La obesidad se ve directamente influenciada por los hábitos de consumo y de comportamiento de las personas. Prácticas como la ingesta de alimentos altos en grasas y azúcares, así como la falta de frutas y verduras en la dieta, están relacionadas con el desarrollo de la enfermedad.
No obstante, se puede tener una dieta saludable y sin embargo almacenar grandes cantidades de grasa, ya que este trastorno se ve afectado por la capacidad del organismo para procesar los alimentos. Asimismo, no se deben ingerir más calorías de las que tu organismo es capaz de quemar a través del ejercicio o las actividades cotidianas que realices, ya que este tipo de comportamiento puede desencadenar en el desarrollo de la enfermedad.
El consumo de bebidas energéticas es un factor de riesgo grave en cuanto a la obesidad se refiere. Dichas bebidas contienen diversos tipos de sustancias estimulantes que afectan al organismo y resultan en una alteración de las funciones mentales y físicas. Asimismo, se les conoce por tener altas cantidades de azúcares y cafeína, cuyos efectos pueden generar dependencia. La población adolescente es la que más se ve afectada por este tipo de insumos.

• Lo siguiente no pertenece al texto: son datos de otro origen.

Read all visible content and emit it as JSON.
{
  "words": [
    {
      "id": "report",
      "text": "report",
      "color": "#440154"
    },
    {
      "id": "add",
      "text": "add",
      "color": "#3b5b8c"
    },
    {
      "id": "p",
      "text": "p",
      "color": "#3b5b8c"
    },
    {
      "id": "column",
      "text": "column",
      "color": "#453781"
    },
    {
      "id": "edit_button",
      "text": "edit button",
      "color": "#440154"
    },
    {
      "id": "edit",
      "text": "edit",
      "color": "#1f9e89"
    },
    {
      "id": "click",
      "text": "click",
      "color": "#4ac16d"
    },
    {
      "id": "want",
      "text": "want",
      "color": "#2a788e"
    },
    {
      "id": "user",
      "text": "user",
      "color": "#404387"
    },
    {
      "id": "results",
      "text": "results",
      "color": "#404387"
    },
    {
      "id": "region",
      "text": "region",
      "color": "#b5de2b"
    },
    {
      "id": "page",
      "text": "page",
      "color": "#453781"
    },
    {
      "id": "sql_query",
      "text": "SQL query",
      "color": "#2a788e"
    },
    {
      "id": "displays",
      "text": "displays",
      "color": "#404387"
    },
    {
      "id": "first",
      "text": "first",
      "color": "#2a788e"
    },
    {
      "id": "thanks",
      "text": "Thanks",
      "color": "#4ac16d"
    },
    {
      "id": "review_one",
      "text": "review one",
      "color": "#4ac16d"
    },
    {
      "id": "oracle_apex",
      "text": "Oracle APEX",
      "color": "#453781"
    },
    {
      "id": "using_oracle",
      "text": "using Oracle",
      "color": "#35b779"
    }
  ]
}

Dado que la comida chatarra es una manera fácil, rápida y accesible para satisfacer el consumo, sumado a que se puede encontrar en puestos ambulantes, locales, etc, la población suele encontrar en la comida chatarra una solución rápida y sencilla a sus problemas "La comida chatarra es el resultado del impulso de la ingeniería de alimentos para hacer irresistible el comer y al mismo tiempo producir hambre. Esto genera gente gorda que come sin parar, impulsada por un hambre emocional que estimula en el cerebro el placer más primario", señaló Máximo Ravenna, médico psicoterapeuta y especialista en nutrición.